This page presents a simple simulation of the output and gain. There are 4 different signals shown for the selected overall signal level (tone, white noise, pink-noise, and speech shaped noise) - the spectra of these differ, and the levels shown are the levels in each 1/3-octave band. For each frequency band the hearing aid has a specified gain, kneepoint and compression ratio, with output limiting set at 95 dB SPL. The top-two graphs are the same apart from the linear vs logarithmic frequency scales. Some suggested exercises are given at the bottom of the page.
65 dB SPL
Suggested Exercises
The default signal levels are set to 65 dB SPL. Looking at the top-right plot how do the different signals differ across frequency. Which is highest at each frequency?
Again, looking at the top-right plot, how do the different signals noise signals change across frequency - which has the highest values at each of 250Hz, 1kHz and 8kHz?
Set the signal level to 30 dB SPL (well below the compression kneepoint), the signals and the output for the signals are different, but is the gain different for the different signals?
Set the signal level to 30 dB SPL (well below the compression kneepoint), now gradually increase the signal level, how does this affect the gain, which signal is affected first?

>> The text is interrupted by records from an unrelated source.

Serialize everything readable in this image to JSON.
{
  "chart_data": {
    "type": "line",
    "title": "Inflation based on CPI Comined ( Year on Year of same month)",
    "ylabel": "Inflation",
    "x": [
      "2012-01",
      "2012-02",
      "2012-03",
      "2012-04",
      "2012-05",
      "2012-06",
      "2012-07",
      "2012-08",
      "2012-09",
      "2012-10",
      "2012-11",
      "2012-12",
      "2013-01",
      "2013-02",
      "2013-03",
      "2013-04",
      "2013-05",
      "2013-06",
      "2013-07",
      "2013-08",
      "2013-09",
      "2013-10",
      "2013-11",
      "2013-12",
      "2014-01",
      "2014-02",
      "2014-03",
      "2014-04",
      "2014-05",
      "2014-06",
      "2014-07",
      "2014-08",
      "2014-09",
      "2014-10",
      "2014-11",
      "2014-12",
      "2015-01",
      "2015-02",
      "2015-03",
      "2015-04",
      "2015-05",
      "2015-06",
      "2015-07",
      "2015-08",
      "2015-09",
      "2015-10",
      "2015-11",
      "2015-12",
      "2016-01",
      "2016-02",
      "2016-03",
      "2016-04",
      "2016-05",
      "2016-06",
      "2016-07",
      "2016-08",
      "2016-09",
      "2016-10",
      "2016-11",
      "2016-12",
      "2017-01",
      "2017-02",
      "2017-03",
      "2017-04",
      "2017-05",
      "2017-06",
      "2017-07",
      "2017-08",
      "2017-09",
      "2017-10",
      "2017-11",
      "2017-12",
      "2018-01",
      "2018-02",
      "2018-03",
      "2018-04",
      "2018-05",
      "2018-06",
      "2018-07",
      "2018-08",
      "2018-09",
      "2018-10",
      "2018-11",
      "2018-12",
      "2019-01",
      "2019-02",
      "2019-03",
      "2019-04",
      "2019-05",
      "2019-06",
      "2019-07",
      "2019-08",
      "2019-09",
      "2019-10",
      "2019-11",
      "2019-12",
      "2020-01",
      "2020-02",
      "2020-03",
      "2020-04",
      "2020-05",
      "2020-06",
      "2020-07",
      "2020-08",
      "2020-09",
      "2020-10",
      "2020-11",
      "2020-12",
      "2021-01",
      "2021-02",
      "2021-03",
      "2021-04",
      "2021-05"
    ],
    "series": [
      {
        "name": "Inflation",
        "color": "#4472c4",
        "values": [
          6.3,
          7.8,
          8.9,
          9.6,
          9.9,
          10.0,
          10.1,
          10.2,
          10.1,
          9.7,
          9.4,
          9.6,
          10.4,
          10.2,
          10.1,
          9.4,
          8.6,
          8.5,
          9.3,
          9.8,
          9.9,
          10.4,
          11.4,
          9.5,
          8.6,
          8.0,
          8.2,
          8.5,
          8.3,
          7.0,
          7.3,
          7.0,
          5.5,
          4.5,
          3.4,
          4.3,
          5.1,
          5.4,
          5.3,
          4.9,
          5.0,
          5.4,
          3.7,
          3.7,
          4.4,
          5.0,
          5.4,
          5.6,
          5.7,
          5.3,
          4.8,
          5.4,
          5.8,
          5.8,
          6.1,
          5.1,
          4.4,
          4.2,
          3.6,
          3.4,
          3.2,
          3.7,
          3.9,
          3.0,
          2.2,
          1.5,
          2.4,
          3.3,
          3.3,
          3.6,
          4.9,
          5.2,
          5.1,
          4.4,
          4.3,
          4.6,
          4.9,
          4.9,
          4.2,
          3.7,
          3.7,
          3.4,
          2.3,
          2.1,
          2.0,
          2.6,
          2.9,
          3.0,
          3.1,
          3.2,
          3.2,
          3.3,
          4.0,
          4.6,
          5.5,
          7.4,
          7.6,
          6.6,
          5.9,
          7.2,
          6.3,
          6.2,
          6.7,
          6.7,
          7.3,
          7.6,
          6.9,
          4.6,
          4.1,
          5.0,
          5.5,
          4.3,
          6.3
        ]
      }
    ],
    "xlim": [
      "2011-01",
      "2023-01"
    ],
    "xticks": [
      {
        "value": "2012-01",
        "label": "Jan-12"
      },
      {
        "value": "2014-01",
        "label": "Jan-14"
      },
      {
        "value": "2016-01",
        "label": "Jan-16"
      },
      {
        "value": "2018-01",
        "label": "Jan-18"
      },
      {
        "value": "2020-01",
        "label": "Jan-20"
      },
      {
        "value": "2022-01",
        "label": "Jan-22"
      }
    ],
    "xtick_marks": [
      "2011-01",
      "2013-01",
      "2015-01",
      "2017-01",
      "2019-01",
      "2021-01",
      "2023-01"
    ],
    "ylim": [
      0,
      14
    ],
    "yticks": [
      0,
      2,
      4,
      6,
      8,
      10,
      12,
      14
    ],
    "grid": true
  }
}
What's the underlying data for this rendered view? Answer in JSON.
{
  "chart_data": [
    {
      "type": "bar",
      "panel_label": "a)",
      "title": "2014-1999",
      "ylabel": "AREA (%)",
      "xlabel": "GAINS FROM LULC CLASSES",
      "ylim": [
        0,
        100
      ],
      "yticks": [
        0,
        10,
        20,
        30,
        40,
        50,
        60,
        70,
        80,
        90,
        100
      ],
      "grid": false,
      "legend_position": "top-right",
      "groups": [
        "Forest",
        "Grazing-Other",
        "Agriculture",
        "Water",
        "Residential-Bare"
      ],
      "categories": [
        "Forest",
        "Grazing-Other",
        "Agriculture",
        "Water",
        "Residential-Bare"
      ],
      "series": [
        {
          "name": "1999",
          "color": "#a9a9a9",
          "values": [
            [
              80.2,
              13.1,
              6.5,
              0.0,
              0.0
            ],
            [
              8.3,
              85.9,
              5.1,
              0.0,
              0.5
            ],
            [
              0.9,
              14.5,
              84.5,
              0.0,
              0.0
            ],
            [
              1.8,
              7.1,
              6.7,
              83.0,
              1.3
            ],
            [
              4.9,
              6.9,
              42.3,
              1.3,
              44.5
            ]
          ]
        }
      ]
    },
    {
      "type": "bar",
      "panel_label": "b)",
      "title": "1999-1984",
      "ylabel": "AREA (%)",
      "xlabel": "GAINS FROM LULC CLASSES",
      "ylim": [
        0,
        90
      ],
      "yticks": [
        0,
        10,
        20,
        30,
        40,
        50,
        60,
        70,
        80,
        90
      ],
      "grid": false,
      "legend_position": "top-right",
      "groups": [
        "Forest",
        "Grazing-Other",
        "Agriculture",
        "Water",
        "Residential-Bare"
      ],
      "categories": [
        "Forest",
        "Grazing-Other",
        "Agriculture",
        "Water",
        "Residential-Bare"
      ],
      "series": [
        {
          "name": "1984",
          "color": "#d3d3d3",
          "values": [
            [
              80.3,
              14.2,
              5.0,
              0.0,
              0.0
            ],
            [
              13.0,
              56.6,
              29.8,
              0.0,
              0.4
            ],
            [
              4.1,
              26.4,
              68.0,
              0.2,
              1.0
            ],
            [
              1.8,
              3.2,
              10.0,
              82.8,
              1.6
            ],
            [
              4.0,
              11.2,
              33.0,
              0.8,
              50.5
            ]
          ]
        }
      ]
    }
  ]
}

Are the gains of all the signals affected equally across frequency? If no, why might that not be the case?
When the signal level raises enough, the level+gain reaches the 95 dB SPL output limit. What signal does this occur for first, and what frequency range? How does it change the shape of the gain plot for that signal? Think about why we should use a 90dB SPL tone sweep for measuring maximum output of a hearing aid.